I suggested he use my Roadmap to Retirement Calculator (still in Beta). I explained that it provided a lot more information than the typical calculators all over the web. He seemed really interested……until he discovered there were 30 questions. At that point, he told me he didn’t have the time. Then he went back to his Sudoku puzzle and we didn’t have much more to say to each other.
Don’t get me wrong. I like Sudoku as much as the next Pilgrim. But how could Ron have such little time to create a financial plan when he had so much time for games? Had Ron been willing to sacrifice 10 or 20 minutes of his Sudoku bliss, he could have had a much better understanding of what he could do to significantly improve his finances. And this was all available at no charge. Certainly that would be a good trade off….right?
In a perfect world, of course it would have been a good trade off. But in the world we live in, most people prefer to entertain themselves rather than do something good for themselves and others. I am as guilty of this as anyone else.
But we don’t really have a global attention span problem. We have an attention span problem when it comes to those activities we identify as not being fun. When we have something to do that’s fun, most of us can stay at it all day long. Am I right?
If you want to be more productive, the solution of course is to just stay focused. But just telling someone to focus isn’t any help. Words alone won’t make a difference. The only way to really stay focused is to have a different mindset. If you are about to start a job that you think is drudgery, you haven’t got a chance. As soon as the first slightly entertaining escape presents itself you’ll abandon your important task faster than you can say “Words with Friends”.
So what is the solution?
As I said, you need a new mindset. My suggestion is to not do anything unless you can find some way to associate pleasure with the task itself. Let’s go back to Ron my Sudoku loving friend.
When he had the opportunity to run the kind of plan he wanted to run, the first thing that came into his mind was probably all the work he would have to do (answer those pesky 30 questions). Of course, the work wouldn’t stop there. Once he saw the types of questions being asked, I’m sure the thought of all the changes the plan would ask him to make to his financial lifestyle. If I’m right and all those thoughts really did enter his mind, it is any wonder that he balked? Who wouldn’t want to get away from such a punishment?

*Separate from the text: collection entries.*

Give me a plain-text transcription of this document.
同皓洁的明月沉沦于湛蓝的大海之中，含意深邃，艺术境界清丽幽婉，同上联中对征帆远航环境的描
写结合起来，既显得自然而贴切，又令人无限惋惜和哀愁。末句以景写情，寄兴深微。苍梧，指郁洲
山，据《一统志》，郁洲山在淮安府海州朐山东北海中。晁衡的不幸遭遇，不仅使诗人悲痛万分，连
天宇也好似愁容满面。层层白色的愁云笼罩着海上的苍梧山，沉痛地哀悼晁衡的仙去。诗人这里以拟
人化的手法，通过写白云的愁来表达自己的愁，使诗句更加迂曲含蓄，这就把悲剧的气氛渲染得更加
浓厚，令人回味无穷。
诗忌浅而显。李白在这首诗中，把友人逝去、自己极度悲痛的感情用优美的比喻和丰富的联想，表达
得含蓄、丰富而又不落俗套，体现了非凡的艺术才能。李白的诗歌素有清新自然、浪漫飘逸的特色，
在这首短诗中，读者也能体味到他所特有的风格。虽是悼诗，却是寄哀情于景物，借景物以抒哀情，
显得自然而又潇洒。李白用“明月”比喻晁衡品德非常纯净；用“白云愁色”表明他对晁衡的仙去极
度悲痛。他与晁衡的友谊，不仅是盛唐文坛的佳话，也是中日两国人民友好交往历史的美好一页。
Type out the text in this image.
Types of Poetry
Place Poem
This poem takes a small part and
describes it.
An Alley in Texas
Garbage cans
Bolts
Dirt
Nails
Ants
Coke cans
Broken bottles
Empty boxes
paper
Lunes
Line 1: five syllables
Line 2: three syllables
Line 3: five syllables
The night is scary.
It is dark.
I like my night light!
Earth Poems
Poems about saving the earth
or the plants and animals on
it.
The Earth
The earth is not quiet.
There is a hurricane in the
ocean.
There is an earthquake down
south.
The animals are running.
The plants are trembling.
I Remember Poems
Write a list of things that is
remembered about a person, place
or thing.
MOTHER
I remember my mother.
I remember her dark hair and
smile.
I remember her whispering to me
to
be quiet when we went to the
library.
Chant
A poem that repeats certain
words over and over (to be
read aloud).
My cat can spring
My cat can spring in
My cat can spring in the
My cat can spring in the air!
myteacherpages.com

But what if Ron would have stopped and thought about the plan in a different way? What if he would have thought about all the
freedom he was going to attain by doing that plan? What if he thought about how good he’d feel once he became free from debt? What if he shut his eyes and imagined the wonderful sense of control over his financial life that was waiting for him? My guess is that if Ron thought about the plan this way, nothing could have stood in the way of him doing that plan and implementing the ideas behind it.
I realize that this is a process and that very few of us are able to do. It’s hard to fight our natural impulses to A) automatically associate work with negativity and B) look for the easiest way out possible. That’s exactly why I’m writing this post.
I want you to try something. Think about the day ahead. Pick out the task you least want to do. Next, write down 3 fun things that you associate with having done that task. Then see if it helps expand your attention span.
Do you think this will work? If not, what are your suggestions? Do you struggle with a short attention span like me? What does it cost you?